High Calcium Foods for Reptiles

Foods with calcium-to-phosphorus ratios of 2:1 or higher — the foundation of metabolic bone disease prevention in herbivores and omnivores.

The Foundation of Reptile Bone Health

Metabolic bone disease (MBD) is the most common preventable health issue in captive reptiles. It develops slowly — over months of slightly-imbalanced calcium intake — and presents as soft bones, deformed jaws, and eventually fractures and death. The single biggest dietary factor in MBD prevention is feeding foods with favorable calcium-to-phosphorus ratios. This page lists every food in our database with a Ca:P ratio of 2:1 or higher.

A 2:1 ratio means the food provides twice as much calcium as phosphorus. This matters because phosphorus binds calcium during digestion, preventing absorption. When the ratio is inverted (more phosphorus than calcium), the reptile actually loses calcium during the meal. Even a 1:1 ratio is barely break-even. Only ratios at 2:1 and above reliably deliver net positive calcium to the body.

For herbivorous and omnivorous reptiles — bearded dragons, iguanas, blue tongue skinks, tortoises, uromastyx — the diet should be built on foods from this list. Staples like collard greens, dandelion greens, mulberry leaf, and hibiscus offer 3:1 or better ratios.

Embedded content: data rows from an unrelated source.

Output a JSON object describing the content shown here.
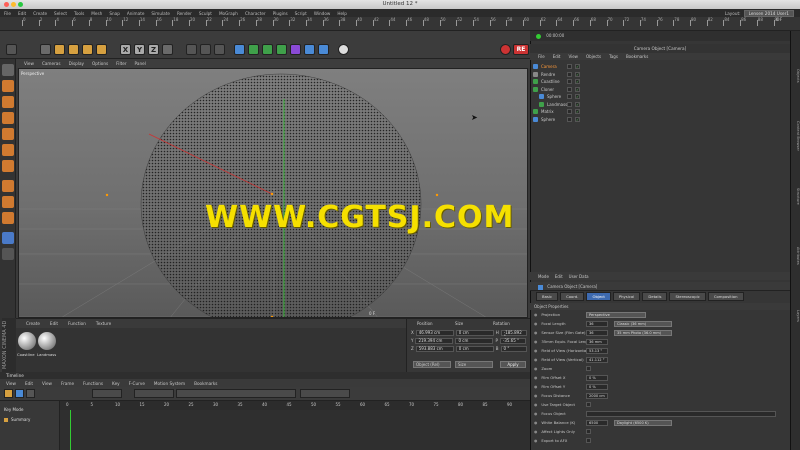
{
  "window": {
    "title": "Untitled 12 *"
  },
  "menubar": {
    "items": [
      "File",
      "Edit",
      "Create",
      "Select",
      "Tools",
      "Mesh",
      "Snap",
      "Animate",
      "Simulate",
      "Render",
      "Sculpt",
      "MoGraph",
      "Character",
      "Plugins",
      "Script",
      "Window",
      "Help"
    ],
    "layout_label": "Layout:",
    "layout_value": "Lensen 2014 User1"
  },
  "time_ruler": {
    "ticks": [
      "0",
      "2",
      "4",
      "6",
      "8",
      "10",
      "12",
      "14",
      "16",
      "18",
      "20",
      "22",
      "24",
      "26",
      "28",
      "30",
      "32",
      "34",
      "36",
      "38",
      "40",
      "42",
      "44",
      "46",
      "48",
      "50",
      "52",
      "54",
      "56",
      "58",
      "60",
      "62",
      "64",
      "66",
      "68",
      "70",
      "72",
      "74",
      "76",
      "78",
      "80",
      "82",
      "84",
      "86",
      "88",
      "90"
    ],
    "end_label": "0 F",
    "start_field": "0 F",
    "end_field": "90 F",
    "frame_field": "0 F"
  },
  "toolbar": {
    "axis_labels": [
      "X",
      "Y",
      "Z"
    ],
    "render_badge": "RE"
  },
  "viewport": {
    "menu": [
      "View",
      "Cameras",
      "Display",
      "Options",
      "Filter",
      "Panel"
    ],
    "label": "Perspective",
    "watermark": "WWW.CGTSJ.COM",
    "corner_label": "0 F"
  },
  "material_manager": {
    "menu": [
      "Create",
      "Edit",
      "Function",
      "Texture"
    ],
    "materials": [
      "Coastline",
      "Landmass"
    ],
    "vertical_label": "MAXON CINEMA 4D"
  },
  "coordinates": {
    "headers": [
      "Position",
      "Size",
      "Rotation"
    ],
    "rows": [
      {
        "axis": "X",
        "pos": "46.993 cm",
        "size": "0 cm",
        "rot": "H",
        "rot_val": "-185.892 °"
      },
      {
        "axis": "Y",
        "pos": "219.394 cm",
        "size": "0 cm",
        "rot": "P",
        "rot_val": "-35.65 °"
      },
      {
        "axis": "Z",
        "pos": "593.883 cm",
        "size": "0 cm",
        "rot": "B",
        "rot_val": "0 °"
      }
    ],
    "mode_select": "Object (Rel)",
    "size_select": "Size",
    "apply_label": "Apply"
  },
  "timeline": {
    "title": "Timeline",
    "menu": [
      "View",
      "Edit",
      "View",
      "Frame",
      "Functions",
      "Key",
      "F-Curve",
      "Motion System",
      "Bookmarks"
    ],
    "key_mode": "Key Mode",
    "summary": "Summary",
    "ruler": [
      "0",
      "5",
      "10",
      "15",
      "20",
      "25",
      "30",
      "35",
      "40",
      "45",
      "50",
      "55",
      "60",
      "65",
      "70",
      "75",
      "80",
      "85",
      "90"
    ]
  },
  "object_manager": {
    "time_display": "00:00:00",
    "title": "Camera Object [Camera]",
    "menu": [
      "File",
      "Edit",
      "View",
      "Objects",
      "Tags",
      "Bookmarks"
    ],
    "objects": [
      {
        "name": "Camera",
        "color": "#ff9a3a"
      },
      {
        "name": "Rendre",
        "color": "#cccccc"
      },
      {
        "name": "Coastline",
        "color": "#cccccc"
      },
      {
        "name": "Cloner",
        "color": "#cccccc"
      },
      {
        "name": "Sphere",
        "color": "#cccccc"
      },
      {
        "name": "Landmass",
        "color": "#cccccc"
      },
      {
        "name": "Matrix",
        "color": "#cccccc"
      },
      {
        "name": "Sphere",
        "color": "#cccccc"
      }
    ]
  },
  "attributes": {
    "menu": [
      "Mode",
      "Edit",
      "User Data"
    ],
    "title": "Camera Object [Camera]",
    "tabs": [
      "Basic",
      "Coord.",
      "Object",
      "Physical",
      "Details",
      "Stereoscopic",
      "Composition"
    ],
    "active_tab": "Object",
    "section": "Object Properties",
    "rows": [
      {
        "label": "Projection",
        "value": "Perspective",
        "kind": "drop"
      },
      {
        "label": "Focal Length",
        "value": "36",
        "extra": "Classic (36 mm)"
      },
      {
        "label": "Sensor Size (Film Gate)",
        "value": "36",
        "extra": "35 mm Photo (36.0 mm)"
      },
      {
        "label": "35mm Equiv. Focal Length:",
        "value": "36 mm"
      },
      {
        "label": "Field of View (Horizontal)",
        "value": "53.13 °"
      },
      {
        "label": "Field of View (Vertical)",
        "value": "41.112 °"
      },
      {
        "label": "Zoom",
        "value": ""
      },
      {
        "label": "Film Offset X",
        "value": "0 %"
      },
      {
        "label": "Film Offset Y",
        "value": "0 %"
      },
      {
        "label": "Focus Distance",
        "value": "2000 cm"
      },
      {
        "label": "Use Target Object",
        "value": ""
      },
      {
        "label": "Focus Object",
        "value": ""
      },
      {
        "label": "White Balance (K)",
        "value": "6500",
        "extra": "Daylight (6500 K)"
      },
      {
        "label": "Affect Lights Only",
        "value": ""
      },
      {
        "label": "Export to AFX",
        "value": ""
      }
    ]
  },
  "side_tabs": [
    "Objects",
    "Content Browser",
    "Structure",
    "Attributes",
    "Layers"
  ],
  "colors": {
    "accent_tab": "#3d6ab0",
    "watermark": "#f5e000",
    "camera_label": "#ff9a3a"
  }
}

Even foods at the 2:1 floor are acceptable when balanced with calcium supplementation. Foods below 2:1 should appear in rotation for variety, not as the bulk of the diet.

For insectivores and carnivores, calcium supplementation does the heavy lifting since insects and prey items naturally have low Ca:P ratios. Gut-loading feeder insects with calcium-rich foods from this list — collards, dandelion, mulberry leaf — significantly improves the insects' calcium delivery before they're offered to your reptile.